Saturday, October 01, 2005

A news item, an update on British business and a critique of popular music, all in one post

1) Donald Rumsfeld is giving the president his daily briefing. He concludes by saying: "Yesterday, 3 Brazilian soldiers were killed in an accident". "Shit!” the President exclaims. "That's terrible!" His staff sit stunned at this display of emotion, nervously watching as the president sits, head in hands. Finally, the President looks up and asks... ''How many is a Brazillion?”

2) My boss was discussing a series of meetings that are due to start on the 10th October. We may not be ready for these meetings, and he said “We may have to postpone the 10th.” I pointed out that we could not do that, we would still have to have it between the 9th and the 11th, but what we could do was to arrange to do something else on that day. I sometimes wonder why my career has not progressed further, given my ability to clarify issues so helpfully.

3) As I have commented elsewhere, the sight of Lulu performing “Mr Tambourine Man” on the BBC the other evening has had a profound effect upon me. I still cannot understand the reason for inflicting this upon us. There was no need to prove that there are people capable of making Mr Dylan’s songs sound worse than the man himself does, and were there to be such a need, then the appearance of a modern beat combo called “XTC” on the same programme would have made the point quite adequately.


Adam said...

I admit, I laughed at the first one a little. Perhaps I am devloping what's known as a sense of humor. I've heard that it can be treated with antibiotics (mind-numbing TV).

odqzkdm- The special TV frequency (somewhere between UHF and satellite) used to carry the FOX network.

Mark Gamon said...

Oh. There's the Lulu thing. Memo to self: read Vicus's blog before you comment on his comments on your blog.

Pat said...

I read the Brazilian joke elsewhere and try as I might I couldn't raise a smile. Maybe I'm just having a SOH failure

Vicus Scurra said...

By strange coincidence, Pat, when I read your comment I laughed uncontrollably.

broomhilda said...

President Bush was visiting a primary school and he visited one of the classes. They were in the middle of a discussion related to words and their meanings. The teacher asked the President if he would like to lead the discussion on the word "tragedy". So the illustrious leader asked the class for an example of a "tragedy".

One little boy stood up and offered: "If my best friend, who lives on a farm, is playing in the field and a tractor runs over him and kills him, that would be a tragedy".

" No," said Bush, "that would be an accident."

A little girl raised her hand: "If a school bus carrying 50 children drove over a cliff, killing everyone inside, that would be a tragedy."
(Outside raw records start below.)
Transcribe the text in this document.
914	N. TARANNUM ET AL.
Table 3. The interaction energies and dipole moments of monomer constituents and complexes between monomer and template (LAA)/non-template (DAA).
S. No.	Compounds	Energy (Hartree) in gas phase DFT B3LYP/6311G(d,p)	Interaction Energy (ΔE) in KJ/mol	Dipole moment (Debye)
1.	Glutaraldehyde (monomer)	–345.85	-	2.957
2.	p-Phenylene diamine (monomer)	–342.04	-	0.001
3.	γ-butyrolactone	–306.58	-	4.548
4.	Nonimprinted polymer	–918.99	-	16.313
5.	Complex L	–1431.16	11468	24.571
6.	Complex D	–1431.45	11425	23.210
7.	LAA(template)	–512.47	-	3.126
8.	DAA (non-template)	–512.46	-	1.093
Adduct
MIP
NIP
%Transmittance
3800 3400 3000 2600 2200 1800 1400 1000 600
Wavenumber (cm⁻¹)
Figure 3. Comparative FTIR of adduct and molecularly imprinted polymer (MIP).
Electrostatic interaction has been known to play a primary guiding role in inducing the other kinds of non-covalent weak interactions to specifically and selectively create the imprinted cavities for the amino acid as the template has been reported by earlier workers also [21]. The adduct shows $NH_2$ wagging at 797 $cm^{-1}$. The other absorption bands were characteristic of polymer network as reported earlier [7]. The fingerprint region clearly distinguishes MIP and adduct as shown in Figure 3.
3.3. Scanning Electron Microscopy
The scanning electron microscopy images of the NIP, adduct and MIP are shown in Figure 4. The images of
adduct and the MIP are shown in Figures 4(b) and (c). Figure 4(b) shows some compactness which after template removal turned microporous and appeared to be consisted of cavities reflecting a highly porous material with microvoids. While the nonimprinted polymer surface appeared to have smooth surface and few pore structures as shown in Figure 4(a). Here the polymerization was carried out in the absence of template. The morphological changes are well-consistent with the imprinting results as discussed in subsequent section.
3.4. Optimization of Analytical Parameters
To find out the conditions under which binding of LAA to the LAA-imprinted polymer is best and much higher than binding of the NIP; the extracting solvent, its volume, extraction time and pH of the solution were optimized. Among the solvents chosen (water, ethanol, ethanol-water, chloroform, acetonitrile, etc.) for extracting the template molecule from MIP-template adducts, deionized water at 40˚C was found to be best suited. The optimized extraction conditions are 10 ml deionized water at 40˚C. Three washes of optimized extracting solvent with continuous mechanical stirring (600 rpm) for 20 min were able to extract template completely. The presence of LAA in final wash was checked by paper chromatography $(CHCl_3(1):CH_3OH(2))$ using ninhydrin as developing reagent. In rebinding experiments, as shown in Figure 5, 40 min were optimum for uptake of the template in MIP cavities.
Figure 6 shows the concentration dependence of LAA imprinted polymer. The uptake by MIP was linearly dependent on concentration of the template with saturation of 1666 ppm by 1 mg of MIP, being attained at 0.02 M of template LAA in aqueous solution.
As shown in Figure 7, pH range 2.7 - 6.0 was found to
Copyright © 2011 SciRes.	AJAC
"I'm afraid not," explained the president. "That's what we would call a great loss."

The room went silent. No other children volunteered. Bush searched the room. "Isn't there someone here who can give me an example of a tragedy?"

Finally at the back of the room a small boy raised his hand. In a quiet voice he said: "If Air Force One carrying you and Mrs Bush was struck by a friendly fire missile and blown to smithereens, that would be a tragedy."

"Fantastic!" exclaimed Bush. "That's right. And can you tell me why that would be a tragedy?"

"Well," said the boy, "It has to be a tragedy, because it certainly wouldn't be a great loss and it probably wouldn't be an accident either".

rqndrysq - the act of posting jokes to the comments section of anothers blog.

Adam said...

Hold on, I know of another political joke:

"Howard Dean"

vrlghih- The noise produced from vomiting over bad jokes.

Alan said...

And yet otherwise sane folk are buying Franz Ferdinand records seemingly unaware that they are actually XTC attempting to extend their career by putting on different costumes and silly fake Glasgow accents.

fwwxcaw - an obscene act performed in front of underage birds of the crow or rook varieties.